Desteñido

Por Sara Levesque

 

Mi teléfono es negro. El ordenador también. Hasta la atmósfera está apagada hoy. Veo que todos los aparatos que me rodean son de color oscuro y pienso que debería aportar un rayo de luz a mi vida. Con esa mezcla de emociones taciturnas no puedo evitar preguntarme si vivo mi vida como realmente quiero. Si no estaré caminando hacia un futuro, también negro.

Hoy amaneció lloviendo y prometí no recordarla. Me acerqué hasta la ventana y decidí que sobreviviría sin salir a por el pan. Contemplé el cielo pensando en el sabroso café que tenía intención de tomar. Las nubes gris perla se superponían a otras blanquecinas. Todas ellas formaban una enorme esponja color pizarra. Las legañas grisáceas eclipsaban por completo el tapiz azulón del firmamento. Me sentía tranquila, el gris es mi color favorito. Y los días lluviosos, los más inspiradores, a mi entender. Me seducen todas las tonalidades de la ceniza.

Lástima que ya casi no fume. El gris es un color bonito, distinto. Es especial, pero no como para prometer nada bajo su borrosa claridad. Así que los días cenicientos me limito a mirar al cielo y alegrarme de que solo sea un color más mientras evocaba sus pupilas. Mejor hacer promesas cuando luce el sol.

Sin sentido ninguno, pienso que es muy buena idea hacerme un tatuaje. Se supone que es algo representativo, importante para uno. Quiero grabarme algo sobre mi musa. Algo que, al mirarlo, me recuerde que una vez mi sonrisa tenía color y era de su propiedad.

Para ello necesitaría dos cuerpos. Con el mío no me basta para tintar todo lo que significa para mí. Debería arrancarme la piel por completo y garabatearla por los dos lados. Aun así, no sería suficiente, y entones tendría que pasar a tatuarme los órganos por dentro y por fuera. Porque es tan profundo lo que sufro por ella que, igual si me tatúo hasta el alma, podría acercarme a la idea que tengo en mente.

Cambio de idea y creo me quedaré como estoy hasta que se me ocurra algo mejor.

Un buen rato después, despejó. Con la vista puesta en el punto donde el horizonte se confunde con la ciudad, empecé a sentirme un poquito mejor, a pesar de la nostalgia. Salí a caminar. El sol, con su enérgica claridad, ayudaba, aunque yo me empeñase en vivir en su cara oculta.

Desde el banco del parque contemplé los arbustos, que ya dejaban entrever las tonalidades otoñales. Un chiquillo subido a una bicicleta amarilla pasó muy cerca de donde yo la soñaba.

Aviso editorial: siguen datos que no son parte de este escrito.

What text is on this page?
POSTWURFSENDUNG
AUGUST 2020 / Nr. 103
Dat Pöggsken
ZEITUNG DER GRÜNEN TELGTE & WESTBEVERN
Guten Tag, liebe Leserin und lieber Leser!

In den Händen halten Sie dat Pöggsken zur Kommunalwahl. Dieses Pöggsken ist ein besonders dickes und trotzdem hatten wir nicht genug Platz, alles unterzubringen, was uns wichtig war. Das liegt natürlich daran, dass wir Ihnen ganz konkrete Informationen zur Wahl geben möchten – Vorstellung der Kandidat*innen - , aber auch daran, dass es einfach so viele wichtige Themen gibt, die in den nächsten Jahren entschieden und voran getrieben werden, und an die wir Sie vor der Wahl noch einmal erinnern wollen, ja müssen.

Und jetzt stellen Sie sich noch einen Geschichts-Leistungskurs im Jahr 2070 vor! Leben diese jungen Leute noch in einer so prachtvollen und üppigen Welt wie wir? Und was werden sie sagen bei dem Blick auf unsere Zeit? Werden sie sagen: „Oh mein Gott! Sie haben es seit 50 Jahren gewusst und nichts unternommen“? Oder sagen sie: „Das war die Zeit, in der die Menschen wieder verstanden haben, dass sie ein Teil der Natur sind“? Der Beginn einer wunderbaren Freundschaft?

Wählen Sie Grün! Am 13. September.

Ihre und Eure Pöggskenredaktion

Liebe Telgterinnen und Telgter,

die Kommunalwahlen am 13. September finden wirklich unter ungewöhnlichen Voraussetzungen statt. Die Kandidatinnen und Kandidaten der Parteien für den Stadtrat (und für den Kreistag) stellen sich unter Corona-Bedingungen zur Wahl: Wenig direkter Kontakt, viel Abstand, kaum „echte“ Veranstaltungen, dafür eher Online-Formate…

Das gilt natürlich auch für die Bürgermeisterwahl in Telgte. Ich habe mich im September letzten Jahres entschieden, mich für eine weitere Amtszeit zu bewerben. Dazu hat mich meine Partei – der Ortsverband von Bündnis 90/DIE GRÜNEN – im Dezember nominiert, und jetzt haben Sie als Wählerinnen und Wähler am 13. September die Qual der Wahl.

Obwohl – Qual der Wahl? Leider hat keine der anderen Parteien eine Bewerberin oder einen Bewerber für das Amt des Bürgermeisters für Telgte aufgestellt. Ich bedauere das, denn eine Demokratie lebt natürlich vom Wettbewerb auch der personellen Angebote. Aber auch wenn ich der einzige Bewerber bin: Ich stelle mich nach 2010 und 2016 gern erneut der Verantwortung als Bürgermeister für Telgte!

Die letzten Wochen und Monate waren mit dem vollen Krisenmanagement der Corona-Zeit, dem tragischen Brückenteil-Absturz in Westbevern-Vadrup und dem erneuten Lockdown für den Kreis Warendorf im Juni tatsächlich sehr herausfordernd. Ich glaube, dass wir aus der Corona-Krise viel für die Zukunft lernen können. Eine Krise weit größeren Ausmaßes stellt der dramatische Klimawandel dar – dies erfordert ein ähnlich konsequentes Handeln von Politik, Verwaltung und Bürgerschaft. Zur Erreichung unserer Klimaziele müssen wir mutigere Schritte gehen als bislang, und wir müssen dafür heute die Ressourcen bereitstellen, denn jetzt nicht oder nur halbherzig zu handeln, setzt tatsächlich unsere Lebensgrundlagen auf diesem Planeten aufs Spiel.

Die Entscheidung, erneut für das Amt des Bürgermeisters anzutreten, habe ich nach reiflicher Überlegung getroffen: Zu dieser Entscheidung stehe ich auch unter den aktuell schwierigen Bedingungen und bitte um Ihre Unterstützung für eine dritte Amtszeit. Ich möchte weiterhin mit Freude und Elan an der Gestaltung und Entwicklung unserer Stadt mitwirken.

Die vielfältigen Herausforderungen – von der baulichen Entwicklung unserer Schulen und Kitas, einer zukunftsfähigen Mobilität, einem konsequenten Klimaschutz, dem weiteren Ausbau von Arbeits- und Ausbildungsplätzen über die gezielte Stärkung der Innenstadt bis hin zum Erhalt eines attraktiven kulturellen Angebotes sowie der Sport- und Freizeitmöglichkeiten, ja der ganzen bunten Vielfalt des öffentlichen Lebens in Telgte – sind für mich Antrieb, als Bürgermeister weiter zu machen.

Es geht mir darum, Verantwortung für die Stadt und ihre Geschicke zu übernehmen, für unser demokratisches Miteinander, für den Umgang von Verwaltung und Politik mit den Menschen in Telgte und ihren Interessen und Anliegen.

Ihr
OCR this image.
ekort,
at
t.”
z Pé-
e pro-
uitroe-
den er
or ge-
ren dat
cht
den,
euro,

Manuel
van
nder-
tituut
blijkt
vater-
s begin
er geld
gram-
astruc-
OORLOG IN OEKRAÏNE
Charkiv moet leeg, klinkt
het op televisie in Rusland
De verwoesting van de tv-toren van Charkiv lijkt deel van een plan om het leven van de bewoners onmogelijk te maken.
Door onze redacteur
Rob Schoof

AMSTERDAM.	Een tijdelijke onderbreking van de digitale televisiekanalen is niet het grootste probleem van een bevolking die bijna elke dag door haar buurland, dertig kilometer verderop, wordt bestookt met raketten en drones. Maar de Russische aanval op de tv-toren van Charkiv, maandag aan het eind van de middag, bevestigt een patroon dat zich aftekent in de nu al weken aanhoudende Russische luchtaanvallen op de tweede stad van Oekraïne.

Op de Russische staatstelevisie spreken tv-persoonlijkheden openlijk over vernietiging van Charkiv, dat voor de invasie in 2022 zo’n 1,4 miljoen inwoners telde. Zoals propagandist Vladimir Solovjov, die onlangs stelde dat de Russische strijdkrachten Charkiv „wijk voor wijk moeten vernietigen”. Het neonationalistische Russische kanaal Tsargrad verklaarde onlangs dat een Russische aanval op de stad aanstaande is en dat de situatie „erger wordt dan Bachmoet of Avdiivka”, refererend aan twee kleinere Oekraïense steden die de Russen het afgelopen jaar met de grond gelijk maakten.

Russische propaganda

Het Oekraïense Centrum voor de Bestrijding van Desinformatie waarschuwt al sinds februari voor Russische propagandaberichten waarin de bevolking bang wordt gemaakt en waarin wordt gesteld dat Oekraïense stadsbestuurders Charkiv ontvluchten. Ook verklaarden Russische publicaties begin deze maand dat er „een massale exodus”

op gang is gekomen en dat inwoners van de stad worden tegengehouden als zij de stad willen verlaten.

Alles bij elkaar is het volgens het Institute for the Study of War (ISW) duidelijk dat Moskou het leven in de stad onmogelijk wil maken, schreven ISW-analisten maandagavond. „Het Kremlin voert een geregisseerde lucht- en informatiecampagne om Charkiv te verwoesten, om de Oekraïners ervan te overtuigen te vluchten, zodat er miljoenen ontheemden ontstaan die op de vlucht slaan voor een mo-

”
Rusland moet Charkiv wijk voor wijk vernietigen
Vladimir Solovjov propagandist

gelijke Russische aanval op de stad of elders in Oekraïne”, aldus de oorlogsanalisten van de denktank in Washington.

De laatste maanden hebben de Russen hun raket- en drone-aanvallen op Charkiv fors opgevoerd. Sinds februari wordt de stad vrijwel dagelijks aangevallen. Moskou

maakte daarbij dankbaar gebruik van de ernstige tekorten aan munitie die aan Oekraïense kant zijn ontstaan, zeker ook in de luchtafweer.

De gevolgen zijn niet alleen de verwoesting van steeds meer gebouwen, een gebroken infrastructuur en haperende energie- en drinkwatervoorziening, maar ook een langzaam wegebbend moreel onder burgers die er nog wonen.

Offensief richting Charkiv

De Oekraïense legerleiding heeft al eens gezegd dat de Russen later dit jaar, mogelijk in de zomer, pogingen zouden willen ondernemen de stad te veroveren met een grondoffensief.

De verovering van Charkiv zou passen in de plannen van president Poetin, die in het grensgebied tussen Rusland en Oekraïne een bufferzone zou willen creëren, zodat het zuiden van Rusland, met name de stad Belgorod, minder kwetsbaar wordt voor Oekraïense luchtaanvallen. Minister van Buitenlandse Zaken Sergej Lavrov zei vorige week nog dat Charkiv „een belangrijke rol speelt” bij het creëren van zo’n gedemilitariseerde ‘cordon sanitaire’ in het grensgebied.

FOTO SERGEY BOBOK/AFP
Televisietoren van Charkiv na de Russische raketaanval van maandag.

Recordé cuando recorríamos El Retiro rodeadas de ciclistas despreocupados, años atrás. Una pelota de fútbol fosforescente era pateada sin piedad cerca de mí. El día y sus elementos parecían acorralarme con su claridad, como si notasen mi pena y me abrazaran. Todo ello me reconfortaba. Meditando que en aquellos instantes todo parecía sospechosamente amarillo caí en la cuenta de algo: no sé cuál es su color favorito. Espero que me lo diga si nos volvemos a ver algún día.